Rover Special Products was one busy department during the early 1990s, and proof positive is Project Tarka, a Montego Lifestyle SUV from the MGA design consultancy.
Keith Adams shares previously unpublished photographs of this SUV conversion of the Montego estate from 1990 – considering this was towards the end of the car’s life, this was a brave concept.
Project Tarka: decades ahead of time
By the late-1980s, Rover was doing comparatively well, and wanted to pursue a marketing strategy that maximised all of its existing model lines – which meant developing new variations to plug as many new market niches as possible. Rover Special Products (RSP) had been created to do this on 28 March 1990, and it came under the responsibility of Kevin Morley’s Sales and Marketing Department.
Rover Special Products fell under the joint management of Steve Schlemmer, Richard Hamblin, David Wiseman and John Stephenson, and was inspired by the Swift Team, which created the Land Rover Discovery so effectively in the mid-1980s. For a few short years, RSP was a hot-house within the Rover Group, tasked with bringing additional profit and glamour to the company’s model range without huge financial investment.
It was a fruitful little operation, too, with a number of highly successful (both commercially and dynamically) models, such as the Mini Cooper, MGF, MG RV8, Rover 800 Turbo 16V, and Rover R8 derivatives, such as the Tomcat, Tex and Tracer…
Outsourcing the talent
However, RSP had limited resources and personnel, and it was only with the help of outside design contractors such as Mike Gibbs Associates (MGA), ADC and Roy Axe’s Design Research Associates (DRA) that these vehicles were able to come into production on time and budget. Despite an ageing non-Honda-based core model range, that didn’t stop Rover from attempting to eke more life out of the Metro, Maestro and Montego.
In 1990, RSP contacted MGA to come up with some themes. It was looking to produce ‘lifestyle’ versions of the Maestro, Montego and 800 under the project name Tarka.
Stephen Harper was the Senior Project Designer at RSP under Peter Horbury, and he would be responsible for executing these designs. His experience with the company when he worked there during the 1970s and ’80s, made him the perfect man to work on them.
Modelling the Montego
Possibly the most intriguing of designs was that based on the Montego, which would join the range alongside a Maestro-based SUV (which, arguably, in a convoluted way became the Land Rover Freelander).
With a raised ride height, roof-mounted storage and tailgate mounted spare, Project Tarka had a whiff of soft-roader about it, even if that market really lay dormant (and had done so since the demise of the Matra Rancho).
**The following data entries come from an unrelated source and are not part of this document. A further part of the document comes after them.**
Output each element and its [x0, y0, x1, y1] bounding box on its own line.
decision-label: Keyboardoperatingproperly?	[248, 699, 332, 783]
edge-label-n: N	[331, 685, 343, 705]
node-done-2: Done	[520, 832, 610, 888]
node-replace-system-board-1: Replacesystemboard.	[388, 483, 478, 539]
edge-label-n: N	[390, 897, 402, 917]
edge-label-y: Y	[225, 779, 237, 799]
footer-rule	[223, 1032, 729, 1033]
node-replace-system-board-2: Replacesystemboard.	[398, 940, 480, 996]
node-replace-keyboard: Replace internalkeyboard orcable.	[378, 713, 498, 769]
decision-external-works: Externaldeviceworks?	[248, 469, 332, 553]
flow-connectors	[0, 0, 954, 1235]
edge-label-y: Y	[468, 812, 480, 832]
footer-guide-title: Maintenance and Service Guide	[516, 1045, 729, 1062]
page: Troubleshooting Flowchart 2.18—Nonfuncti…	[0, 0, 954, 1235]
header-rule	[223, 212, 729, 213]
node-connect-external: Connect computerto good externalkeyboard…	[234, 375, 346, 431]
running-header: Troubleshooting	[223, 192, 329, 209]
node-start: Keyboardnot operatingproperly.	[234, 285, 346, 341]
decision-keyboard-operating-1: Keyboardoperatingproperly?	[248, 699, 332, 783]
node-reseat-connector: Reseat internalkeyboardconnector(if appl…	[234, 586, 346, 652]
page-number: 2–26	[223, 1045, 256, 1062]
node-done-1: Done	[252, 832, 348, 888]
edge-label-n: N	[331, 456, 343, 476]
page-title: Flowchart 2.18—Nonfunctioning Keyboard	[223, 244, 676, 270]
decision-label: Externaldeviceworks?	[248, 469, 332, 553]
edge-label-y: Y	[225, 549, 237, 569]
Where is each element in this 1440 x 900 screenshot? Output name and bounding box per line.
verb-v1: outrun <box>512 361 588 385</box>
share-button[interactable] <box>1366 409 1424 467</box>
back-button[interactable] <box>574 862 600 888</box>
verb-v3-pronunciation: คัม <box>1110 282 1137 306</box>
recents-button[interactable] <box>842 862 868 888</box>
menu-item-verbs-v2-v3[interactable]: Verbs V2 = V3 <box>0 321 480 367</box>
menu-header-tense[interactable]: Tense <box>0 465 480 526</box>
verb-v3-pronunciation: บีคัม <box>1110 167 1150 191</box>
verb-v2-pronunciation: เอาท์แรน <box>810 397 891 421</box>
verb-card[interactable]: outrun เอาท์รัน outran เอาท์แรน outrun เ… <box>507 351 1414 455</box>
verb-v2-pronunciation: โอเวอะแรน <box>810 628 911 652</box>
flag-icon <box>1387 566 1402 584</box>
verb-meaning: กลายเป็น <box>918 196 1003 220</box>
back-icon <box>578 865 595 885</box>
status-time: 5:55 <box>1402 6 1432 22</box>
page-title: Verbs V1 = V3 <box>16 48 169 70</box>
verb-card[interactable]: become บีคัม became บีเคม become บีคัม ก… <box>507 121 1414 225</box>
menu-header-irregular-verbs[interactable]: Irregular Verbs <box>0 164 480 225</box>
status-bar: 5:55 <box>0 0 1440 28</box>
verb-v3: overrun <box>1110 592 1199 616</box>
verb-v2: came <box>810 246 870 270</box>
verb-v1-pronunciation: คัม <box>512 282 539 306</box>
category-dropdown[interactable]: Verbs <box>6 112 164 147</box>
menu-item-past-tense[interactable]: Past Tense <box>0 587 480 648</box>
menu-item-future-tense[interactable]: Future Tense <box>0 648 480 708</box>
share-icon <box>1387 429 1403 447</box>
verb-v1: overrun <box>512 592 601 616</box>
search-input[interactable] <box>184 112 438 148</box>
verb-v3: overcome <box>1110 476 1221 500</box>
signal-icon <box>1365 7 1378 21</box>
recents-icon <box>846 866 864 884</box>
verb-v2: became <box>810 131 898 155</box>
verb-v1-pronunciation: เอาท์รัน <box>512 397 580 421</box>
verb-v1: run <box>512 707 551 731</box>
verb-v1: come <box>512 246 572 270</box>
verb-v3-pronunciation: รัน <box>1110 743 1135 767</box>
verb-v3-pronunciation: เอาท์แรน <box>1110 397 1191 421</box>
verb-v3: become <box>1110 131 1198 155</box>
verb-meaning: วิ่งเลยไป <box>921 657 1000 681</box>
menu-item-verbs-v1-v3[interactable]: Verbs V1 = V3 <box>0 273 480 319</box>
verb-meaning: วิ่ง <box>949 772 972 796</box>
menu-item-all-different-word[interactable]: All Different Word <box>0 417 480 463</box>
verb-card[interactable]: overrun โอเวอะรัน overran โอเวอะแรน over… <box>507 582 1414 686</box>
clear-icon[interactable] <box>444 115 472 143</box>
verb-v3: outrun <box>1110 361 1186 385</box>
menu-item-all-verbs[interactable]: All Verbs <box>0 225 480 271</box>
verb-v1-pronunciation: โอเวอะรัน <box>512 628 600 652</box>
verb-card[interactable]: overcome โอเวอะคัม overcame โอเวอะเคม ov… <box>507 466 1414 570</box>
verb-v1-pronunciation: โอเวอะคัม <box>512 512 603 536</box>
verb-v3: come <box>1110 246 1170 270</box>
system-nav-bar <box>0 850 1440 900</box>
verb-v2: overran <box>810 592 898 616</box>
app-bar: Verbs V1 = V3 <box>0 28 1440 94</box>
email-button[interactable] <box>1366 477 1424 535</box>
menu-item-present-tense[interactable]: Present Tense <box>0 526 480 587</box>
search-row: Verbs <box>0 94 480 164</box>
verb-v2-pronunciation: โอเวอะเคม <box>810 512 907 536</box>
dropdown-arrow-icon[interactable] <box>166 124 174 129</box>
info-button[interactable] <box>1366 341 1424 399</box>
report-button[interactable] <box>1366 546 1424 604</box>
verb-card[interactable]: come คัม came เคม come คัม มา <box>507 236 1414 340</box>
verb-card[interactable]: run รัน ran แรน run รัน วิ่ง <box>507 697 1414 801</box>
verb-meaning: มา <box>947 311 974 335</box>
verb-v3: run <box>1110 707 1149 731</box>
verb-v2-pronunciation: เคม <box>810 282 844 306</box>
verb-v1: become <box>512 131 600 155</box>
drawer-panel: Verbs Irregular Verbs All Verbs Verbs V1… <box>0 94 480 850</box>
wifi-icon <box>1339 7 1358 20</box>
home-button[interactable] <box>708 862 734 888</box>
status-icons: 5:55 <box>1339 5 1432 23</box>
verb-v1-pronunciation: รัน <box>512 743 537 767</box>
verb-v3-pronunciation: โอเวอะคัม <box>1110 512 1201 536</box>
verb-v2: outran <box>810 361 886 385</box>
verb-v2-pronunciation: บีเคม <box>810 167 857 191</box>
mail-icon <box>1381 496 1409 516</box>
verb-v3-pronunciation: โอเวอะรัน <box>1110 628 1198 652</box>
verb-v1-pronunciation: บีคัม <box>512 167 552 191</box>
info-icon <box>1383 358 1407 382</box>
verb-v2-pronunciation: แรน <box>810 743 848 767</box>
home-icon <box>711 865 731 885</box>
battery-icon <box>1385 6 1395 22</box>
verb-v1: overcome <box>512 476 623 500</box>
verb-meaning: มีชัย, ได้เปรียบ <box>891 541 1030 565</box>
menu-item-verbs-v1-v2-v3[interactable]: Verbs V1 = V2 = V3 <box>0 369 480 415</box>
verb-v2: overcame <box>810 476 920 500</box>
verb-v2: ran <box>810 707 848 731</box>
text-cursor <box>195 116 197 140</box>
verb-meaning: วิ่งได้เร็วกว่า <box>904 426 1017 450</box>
It has parallels with the ADC Scout Metro-based SUV, which was being developed concurrently by ADC in Dunstable.
Given Stephen Harper had been involved in the design process of the original LM11 estate almost a decade earlier, this was a refreshing revisiting of the only good-looking Montego derivative. He’d submitted one styling scheme, although it was John Ashford’s design that was chosen to be taken into production.
Close but no cigar
According to Harper, the Montego Lifestyle SUV went directly from sketch to clay, and was completed in July 1990, when it was handed over to RSP for evaluation. Some work went into trying to productionise it.
Former Rover Engineer, Ian Langrish added: ‘I was thrown on to the Montego Lifestyle Estate, but the sketch I saw was a lifted Estate with the rear glass of the Land Rover Discovery. There were only two of us assigned to it, and I think it only lasted about four weeks. We were assigned to somehow figure out how to wrap that glass into a higher roof which didn’t exist.’
Stephen Harper concluded: ‘That period in early 1990 was incredibly creative, as it was very apparent that RSP was eager to explore how to get as much out of the cars it had as possible. From a Designer’s point of view, it allowed me to work on vehicles I knew intimately, but add some wild twists of fantasy, which ultimately led to us at MGA being given the MG PR3 project.’
In the end, this concept never progressed beyond the clay model stage – but it shows just exactly where Stephen Harper was thinking back in 1990, and just how clever the RSP team was for coming up with ideas such as this. And how, several years later, Harper got the idea to fly at Volvo, with the XC70 (below).
It seems that Britain’s loss was Sweden’s gain.